Wednesday, July 26, 2023

It Ain’t Easy (1972)



          Of minor interest because it contains the first real onscreen performance by Lance Henriksen, who subsequently became a cult-favorite actor with a sprawling body of genre-oriented film/TV work, It Ain’t Easy also ticks other niche-interest boxes. The picture features extensive scenes of snowmobiles zooming across American and Canadian wilderness, and the leading character is a Vietnam vet battling PTSD. Alas, It Ain’t Easy—sometimes marketed as The Winnipeg Run—is less than the sum of its parts. Beyond the usual shortcomings of a tiny budget, the picture has such an erratic tone that it’s hard for viewers to track, much less empathize with, the protagonist’s plight. During an earnest monologue, for instance, Henriksen wears a face mask made of duct tape, so he looks less like a veteran navigating emotional problems and more like a serial killer preparing for a rampage. Sure, the mask gets a logical explanation—the character is practicing how to protect himself from frostbite during extended exposure to subzero temperatures—but didn’t anyone on the crew suggest that Henriksen remove the mask before his soulful speech? It Ain’t Easy is full of such confounding moments. The story is missing a slew of important beats, and the direction by Maurice Hurley (who later had a moderately successful career as a writer/producer) waffles between inept and perfunctory.
          Anyway, here’s the threadbare story. Randy (Henriksen) leaves a mental hospital and travels to his late father’s remote cabin, where Randy discovers the family business of selling animal pelts is no longer viable. Switching gears, he decides to enter a snowmobile race with a big cash prize. On the way to the race’s starting point, Randy picks up a drifter named Jennifer (Penelope Allen). Despite being the audience for his duct-taped monologue, Jennifer doesn’t savvy that Randy has problems until he refuses to accept that that he missed the start of the race by an entire day. Soon local authorities learn from the military that Randy is off his meds, so a search ensues to find Randy before something tragic happens. Fleshed out, this idea could have been poignant or terrifying (if not both), but thanks to clueless execution, It Ain’t Easy doesn’t go much of anywhere and, worse, takes its time getting there.
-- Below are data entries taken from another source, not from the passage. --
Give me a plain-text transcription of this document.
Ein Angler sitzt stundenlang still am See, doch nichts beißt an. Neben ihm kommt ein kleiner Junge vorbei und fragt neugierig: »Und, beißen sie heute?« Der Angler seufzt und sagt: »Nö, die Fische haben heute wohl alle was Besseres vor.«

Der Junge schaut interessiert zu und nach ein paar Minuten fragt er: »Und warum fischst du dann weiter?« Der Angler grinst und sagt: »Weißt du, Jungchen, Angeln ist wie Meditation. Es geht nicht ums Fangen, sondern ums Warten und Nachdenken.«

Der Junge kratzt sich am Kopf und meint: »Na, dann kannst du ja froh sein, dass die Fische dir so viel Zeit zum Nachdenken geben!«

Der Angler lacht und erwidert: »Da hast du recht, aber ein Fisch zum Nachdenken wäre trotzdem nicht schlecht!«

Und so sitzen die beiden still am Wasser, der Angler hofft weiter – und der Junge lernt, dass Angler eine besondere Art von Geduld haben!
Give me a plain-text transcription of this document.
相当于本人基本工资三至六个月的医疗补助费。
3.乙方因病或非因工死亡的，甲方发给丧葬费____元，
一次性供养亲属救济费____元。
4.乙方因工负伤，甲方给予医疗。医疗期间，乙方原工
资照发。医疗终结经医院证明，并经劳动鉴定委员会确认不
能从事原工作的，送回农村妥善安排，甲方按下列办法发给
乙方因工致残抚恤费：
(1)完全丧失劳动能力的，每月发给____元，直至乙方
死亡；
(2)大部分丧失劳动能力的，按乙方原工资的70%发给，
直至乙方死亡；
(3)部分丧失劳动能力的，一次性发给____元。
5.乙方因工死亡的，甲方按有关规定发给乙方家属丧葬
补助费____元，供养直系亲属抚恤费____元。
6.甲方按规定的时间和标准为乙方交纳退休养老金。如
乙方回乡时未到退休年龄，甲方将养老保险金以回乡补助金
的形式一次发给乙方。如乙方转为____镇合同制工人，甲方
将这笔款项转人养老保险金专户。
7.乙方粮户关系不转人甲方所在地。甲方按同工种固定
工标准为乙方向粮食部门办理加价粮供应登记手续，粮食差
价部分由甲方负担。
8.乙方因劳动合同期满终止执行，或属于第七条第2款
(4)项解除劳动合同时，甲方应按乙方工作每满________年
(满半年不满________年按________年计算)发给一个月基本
Accordingly, the only folks likely to trudge through all 90-ish minutes It Ain’t Easy are Henriksen superfans, even though his inexperience converges with sketchy material to yield a performance that’s amateurish at best, borderline embarrassing at worst.

It Ain’t Easy: FUNKY

Tuesday, July 11, 2023

Hail (1972)



          Toward the end of its scant running time, Hail resolves into a serviceable satire of Nixon-era political paranoia. Getting there, however, requires slogging through lots of meandering and unfunny material. Produced and released before the Watergate scandal, Hail imagines a presidential administration fraught with intrigue because the commander-in-chief is a nutter who thinks all his subordinates are out to get him. The joke, of course, is that they are out to get him, hence the main storyline about a cabinet secretary (Richard B. Shull) drifting from closeness with the president to conspiring against him. The main subplot illustrates why the secretary loses faith—amid growing demonstrations by longhaired young people, the president forms a nationwide police force and imprisons activists in concentration camps. The jarring integration of this heavy material means Hail is dark comedy at best, a tonal quagmire at worst. Yet there’s something almost nobly roughshod about Hail. One can admire what the film attempts while acknowledging how infrequently it succeeds in the endeavor.
          Hampered by an insufficient budget and a first-time director (this is Fred Levinson’s only movie), Hail is disorganized and sluggish. Sequences featuring officials either working with or scheming against the president are coherent in a blunt-instrument sort of way, which is to say the comic intentions come across even when jokes fail to land. Scenes of hippies planning armed revolt lack the same clarity, since it’s unclear whether the film means to celebrate or lampoon the peace-and-love crowd. Not helping matters is a tendency toward overly broad performances. While Schull does well expressing his ambivalent character’s queasiness and Dick O’Neill is appropriately craven as an opportunistic attorney general, Dan Resin is wholly forgettable as the president, and Gary Sandy—years before WKRP in Cincinnati—borders on camp while playing a hippie who masquerades as a soldier. (Watch for Carol Kane in a tiny nonspeaking role.) Still, even if the whole thing spins out of control with overheated allusions to Jesus Christ and Julius Caesar—it was the ‘70s, man—it’s possible to see how a stronger director could have done more with the script by Phil Dusenberry and Larry Spiegel. In flashes, Hail almost works.